PARIS: Nearly 90 percent of all participants at the Paris Olympics were tested as part of this year’s pre-game anti-doping program, the International Testing Agency (ITA) announced on Wednesday.
The ITA said it had conducted more than 32,600 doping tests this year, an increase of around 45 percent compared to the tests carried out on athletes in the previous six months.
These include weightlifting, which accounts for a quarter of the positive cases in the history of the Summer Olympics, as well as triathlon and open water swimming, where every athlete has been tested at least once. Gymnastics follows at 99 percent.
In athletics, which has historically produced the most failed Olympic trials, the figure is 89 percent.
ITA statistics suggest that Chinese athletes have been particularly targeted by testers as the doping controversy continues to escalate in Paris.
It follows revelations in April that 23 Chinese swimmers had tested positive before the Tokyo Games three years ago, but the World Anti-Doping Agency (WADA) accepted they were victims of food contamination.
Statistics from the testing agency for the top 25 national delegations show that 98 percent of China’s Olympic competitors have been tested multiple times this year. Only the Authorized Neutral Athletes (AIN) of Russia and Belarus and the Hungarians came close, both at 97 percent.

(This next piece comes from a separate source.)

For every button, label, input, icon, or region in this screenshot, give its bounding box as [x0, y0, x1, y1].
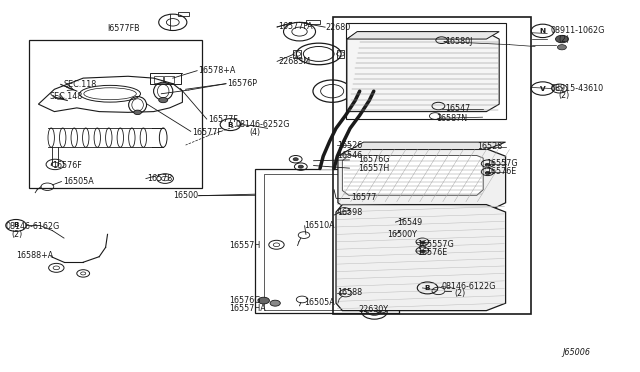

World Aquatics said on Tuesday that Chinese swimmers competing in Paris had been tested “an average of 21 times each” since January 1, compared with the Americans six times, the Italians five times, the Australians, the British and the French four times.
The ITA list revealed that the only delegation to undergo 100% testing were the AIN participants – consisting of Russians and Belarusians – although there are only 33 of them according to the latest figures.
Meanwhile, only 63 percent of soccer players were tested.